In February of this year, Pakistan signed a new agreement with China to begin the second phase of the CPEC (China–Pakistan Economic Corridor). This move was preceded by PM Imran Khan’s much-talked-about visit to China during the Beijing Winter Olympics 2022.
According to a report by Asia Times, Imran Khan’s China Visit had also to do with the unsuccessful withdrawal of the US from Afghanistan in 2021. The report claims that Pakistan had offered to withdraw from the CPEC, provided USA offers a similar deal to Pakistan, but it was rejected by the USA. After being repeatedly snubbed by the United States over diplomatic channels, Pakistan seems to have found a new master in China. China has already invested in Pakistan with the US$ 60 billion CPEC (China-Pakistan Economic Corridor), where it seeks to construct Infrastructure projects in Pakistan – a part of its larger Belt-and-Road Initiative. Imran Khan, who was a vocal critic of China’s emerging influence during the elections has, however, gone ahead with the project since his elevation as a Prime Minister, despite the controversies.

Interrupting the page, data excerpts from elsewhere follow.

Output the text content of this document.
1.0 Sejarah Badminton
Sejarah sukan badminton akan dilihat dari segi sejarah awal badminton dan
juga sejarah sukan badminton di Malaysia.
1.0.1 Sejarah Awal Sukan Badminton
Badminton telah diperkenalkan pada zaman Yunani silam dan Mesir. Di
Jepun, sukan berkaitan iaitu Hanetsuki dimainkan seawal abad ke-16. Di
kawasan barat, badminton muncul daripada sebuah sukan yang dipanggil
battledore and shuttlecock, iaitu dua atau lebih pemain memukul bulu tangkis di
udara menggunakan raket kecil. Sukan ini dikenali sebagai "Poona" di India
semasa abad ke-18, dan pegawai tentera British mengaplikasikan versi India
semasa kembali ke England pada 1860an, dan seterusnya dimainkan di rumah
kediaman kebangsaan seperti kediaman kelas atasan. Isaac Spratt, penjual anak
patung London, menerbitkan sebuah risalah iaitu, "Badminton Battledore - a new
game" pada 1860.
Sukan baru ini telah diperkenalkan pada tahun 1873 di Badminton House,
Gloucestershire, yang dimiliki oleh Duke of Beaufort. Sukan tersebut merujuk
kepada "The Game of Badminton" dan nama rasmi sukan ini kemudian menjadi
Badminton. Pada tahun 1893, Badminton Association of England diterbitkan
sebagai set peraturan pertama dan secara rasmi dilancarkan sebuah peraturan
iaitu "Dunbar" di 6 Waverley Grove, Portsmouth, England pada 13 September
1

Playing it before the US deep-state failed
It is argued that Washington’s relationship with Islamabad was largely based on its war in Afghanistan, and the military aid that flowed to the latter. Since America realised its detraction from Afghanistan had come close, the testing time for the ties between the two countries started. Reports say the increased rift between Pakistan and the US can be owed much to the US declaring Qatar as its diplomatic representative in Afghanistan. Since then, Pakistan has taken this move personally and has felt that it has been snubbed by the US over Afghanistan after the country pulled out last year.
Forging better ties with the US was always on Imran Khan’s agenda. The Imran-Khan dispensation tried to initially warm up relations with the US by appointing the US-based Pakistani analyst Moeed Yusuf as national security advisor (NSA). Yusuf, who has close ties with US policymakers could not achieve much beyond the IMF bailout package which was lent to Pakistan considering its current economic crisis. The challenge before Yusuf was to help Pakistan’s civil and military elites get access to the new Biden administration with a view to reset bilateral ties, in which he failed.
Since the military withdrawal of Afghanistan, the strategic relevance of Pakistan in the eyes of the US has continued to diminish. Some of Imran Khan’s Pakistani authorities who have allegiances to the US and the West were keen on scrapping the CPEC provided Washington offered similar financial assistance. However, Khan’s refusal to attend Biden’s Democracy Summit while making headlines about his China visit in 2022 cemented the course of Pakistan’s continued allegiance to China in the future.
Pakistan cementing its ‘Look-China’ policy
Dejected by the repeated snubbing by the US, Pakistan retracted and has again moved to appease China for economic rollouts. The Pakistani PM visited Beijing in February this year to attend the opening ceremony of the Beijing Winter Olympics. In his four-day-long visit to China, he sought meetings with many top officials but rather ended up meeting with them virtually. He also signed a new agreement to initiate the second phase of the CPEC, the total cost of which amounted to US$ 62 billion in 2020.
Much beyond CPEC, China’s support for Pakistan on important geopolitical issues including Kashmir – which China referred to as “disputed territory” is much valued by the country. In a pro-China stance, Imran Khan vocally denounced the ‘claims’ of the genocide of Uighurs in China stating that Pakistan does not talk about Chinese personal affairs in open.
So much for the support on Kashmir that Imran Khan never misses a shot in dismissing Western criticism of the CPEC project as a ‘debt-trap’. In an interview with Eric Li, director of the Advisory Committee of the China Institute of Fudan University, PM Imran Khan asserted,” The CPEC is the key to lifting millions of Pakistanis out of poverty”.
The economic corridor project which also cuts through the Pakistan-occupied Kashmir (PoK) region, is a 3,000-km corridor of ambitious infrastructure projects connecting China’s northwest Xinjiang Uygur Autonomous Region and the Gwadar Port in the western province of Balochistan in Pakistan. The project has met with much controversy in the Balochistan province as recently in December 2021, when Baloch women gathered in large numbers to protest against the increasing Chinese influence in the region. Pakistani Nationalists have also attacked the project stating that it doesn’t serve for ignored Khyber Pakhtunkhwa (KPK) and Balochistan provinces as compared to the developed Punjab province.
The overtly ambitious project has seen economic disagreements over funding, concessions on loan interest. The emerging faultlines also root in Pakistan’s ethnic troubles after Pakistan’s federal government transferred the scope of many ministries to the provincial governments via the 18th amendment. Analysts have observed that with rise of the CPEC and the exiting anti-18th-amendment politics, political controversies could lead to the further polarization of Pakistani society.
With equations with the US being ruled out, China has gained more powers to drive change in playing father to the debt-driven, polarised and militarised Pakistan.